WPP Group told investors it would grow just 2% in 2017, citing “weaker comparative net new business trends” (i.e., customer wins). Basically the holding company failed to offset last year’s losses of AT&T and Volkswagen enough to maintain its previous growth rate. Earnings release. Part of the problem: Large advertisers are under significant pressure from investors. “Clients are generally grinding it out in a highly competitive ground game, rarely resorting to a passing game or Hail Marys,” WPP said Friday. WSJ has more. And Leila Abboud writes for Bloomberg, “The bottom line is that investing in the big advertising agencies remains a bet on macroeconomic growth. That’s because the pie of business that they compete for is not really getting any bigger.” Read that.

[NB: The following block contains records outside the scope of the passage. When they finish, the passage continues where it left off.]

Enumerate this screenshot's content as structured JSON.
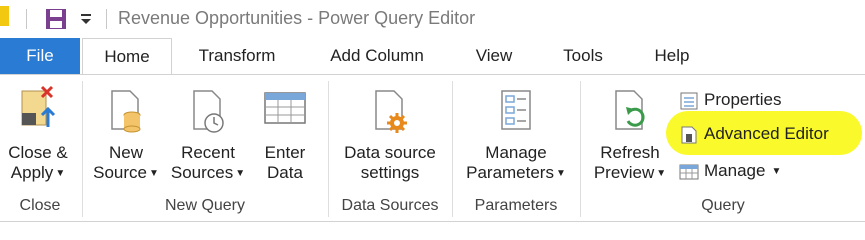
{
  "window": {
    "title": "Revenue Opportunities - Power Query Editor"
  },
  "tabs": [
    "File",
    "Home",
    "Transform",
    "Add Column",
    "View",
    "Tools",
    "Help"
  ],
  "groups": {
    "close": {
      "label": "Close",
      "close_apply": {
        "line1": "Close &",
        "line2": "Apply"
      }
    },
    "new_query": {
      "label": "New Query",
      "new_source": {
        "line1": "New",
        "line2": "Source"
      },
      "recent_sources": {
        "line1": "Recent",
        "line2": "Sources"
      },
      "enter_data": {
        "line1": "Enter",
        "line2": "Data"
      }
    },
    "data_sources": {
      "label": "Data Sources",
      "settings": {
        "line1": "Data source",
        "line2": "settings"
      }
    },
    "parameters": {
      "label": "Parameters",
      "manage": {
        "line1": "Manage",
        "line2": "Parameters"
      }
    },
    "query": {
      "label": "Query",
      "refresh": {
        "line1": "Refresh",
        "line2": "Preview"
      },
      "properties": "Properties",
      "advanced_editor": "Advanced Editor",
      "manage": "Manage"
    }
  },
  "colors": {
    "file_tab": "#2a7bd3",
    "highlight": "#f9f92c",
    "accent_orange": "#e8891c"
  }
}
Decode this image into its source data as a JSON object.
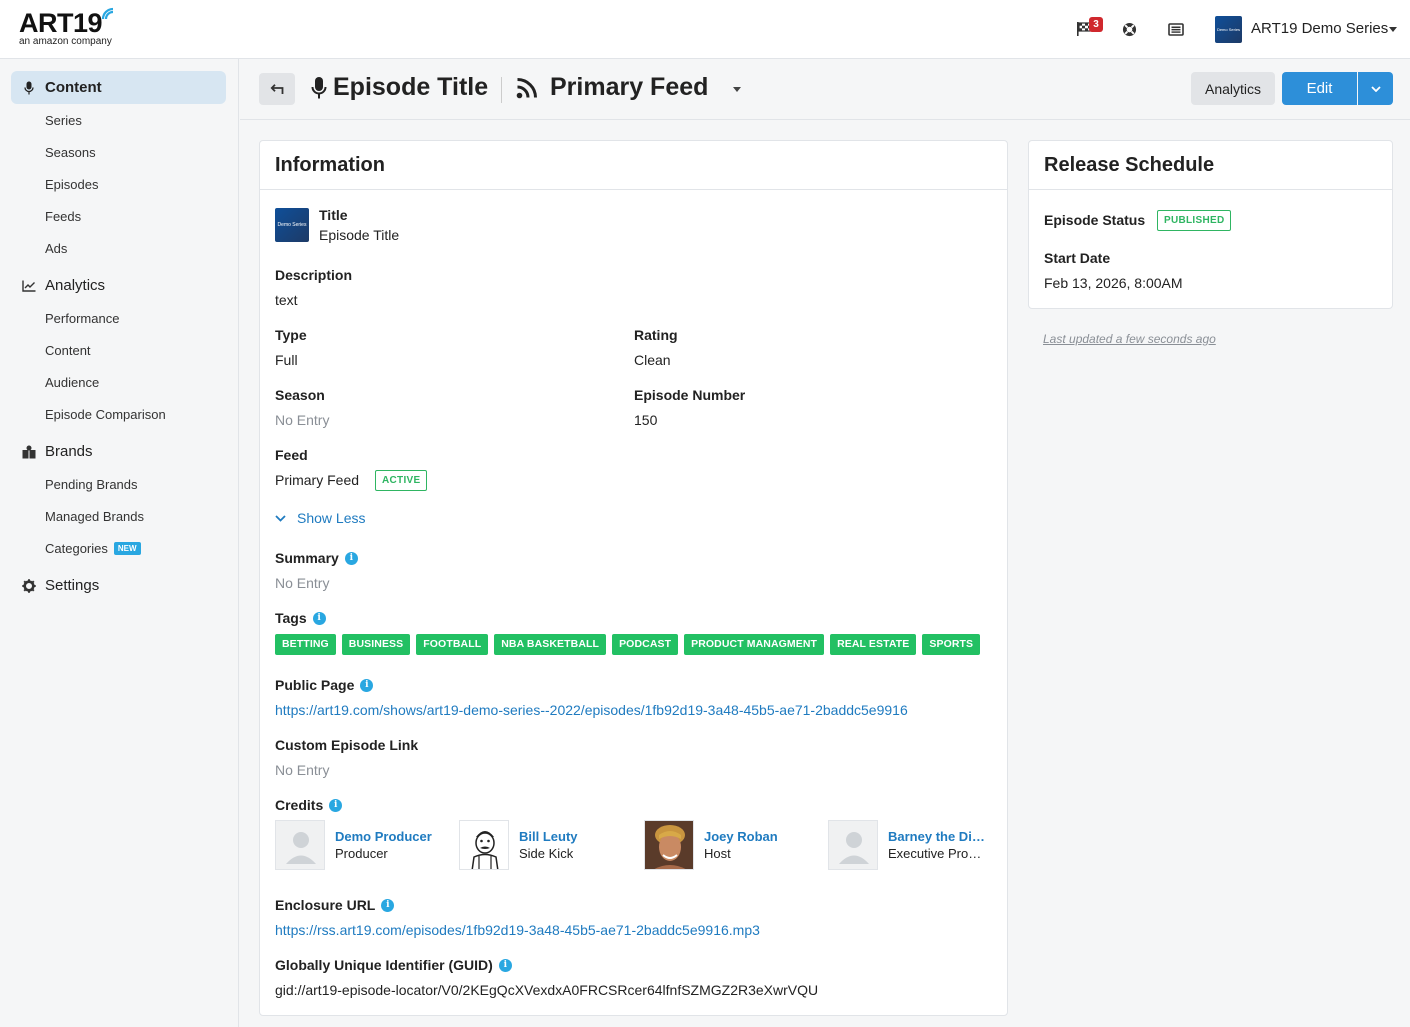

But WPP is still hugely profitable, netting $1.7 billion in 2016.

Down To Business

Mark Zuckerberg didn’t attend Mobile World Congress last week, but Facebook mounted an aggressive behind-the-scenes campaign (i.e., in private suites and cocktail receptions) for potential telco payment integration partners. In the developing world, many users don’t have credit cards, which means working through the carrier’s payment system is the only real path forward. Facebook approached Globe Telecoms, a Philippines-based carrier, to “go after mobile money together,” company CEO Ernest Cu tells The Information (subscription gated). Related in AdExchanger: How business gets done at MWC.

Winning

You know that saying about boats and rising tides? Well, it turns out not to float. Digital advertising growth decelerated a tick from 20% to 19%, but that’s still a pretty good upward trend, according to Pivotal Research senior analyst Brian Wieser. Google and Facebook, however, account for a combined (drumroll, please…) 115% of that growth. Numbers aren’t broken, it just means that “other companies in the sector collectively captured less direct revenue from advertisers, on average.” He estimates the two companies raised their share of the US digital ad industry from 76% to 82% from the previous quarter.